A botnet’s originator (known as a “BOT herder” or “BOT master”) can control the group remotely, usually through an IRC, and often for criminal purposes. This server is known as the command-and-control (C&C) server. Though rare, more experienced botnet operators program command protocols from scratch. These protocols include a server program, a client program for operation, and the program that embeds the client on the victim’s machine. These communicate over a network, using a unique encryption scheme for stealth and protection against detection or intrusion into the botnet.


A honeypot is a trap set to detect, deflect, or, in some manner, counteract attempts at unauthorized use of information systems. Generally, a honeypot consists of a computer, data, or a network site that appears to be part of a network, but is actually isolated and monitored, and which seems to contain information or a resource of value to attackers. This is similar to the police baiting a criminal and then conducting undercover surveillance.
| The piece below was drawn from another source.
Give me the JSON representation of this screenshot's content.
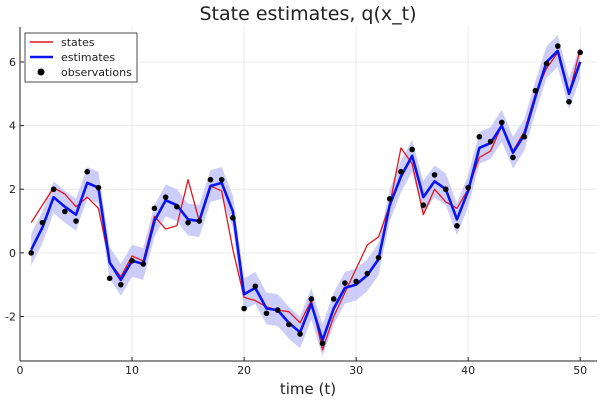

Bring your own device (BYOD)—also called bring your own technology (BYOT), bring your own phone (BYOP), and bring your own PC (BYOPC)—refers to the policy of permitting employees to bring personally owned mobile devices (laptops, tablets, and smart phones) to their workplace, and to use those devices to access privileged company information and applications.


In computer security, a sandbox is a security mechanism for separating running programs. It is often used to execute untested code, or untrusted programs from unverified third-parties, suppliers, untrusted users and untrusted websites.The sandbox typically provides a tightly controlled set of resources for guest programs to run in, such as scratch space on disk and memory. Network access, the ability to inspect the host system or read from input devices are usually disallowed or heavily restricted. In this sense, sandboxes are a specific example of virtualization.Sandboxing technology is frequently used to test unverified programs which may contain a virus or other malignant code, without allowing the software to harm the host device.


An IP address in the Whitelist instructs the System to ignore any and all traffic from that IP address.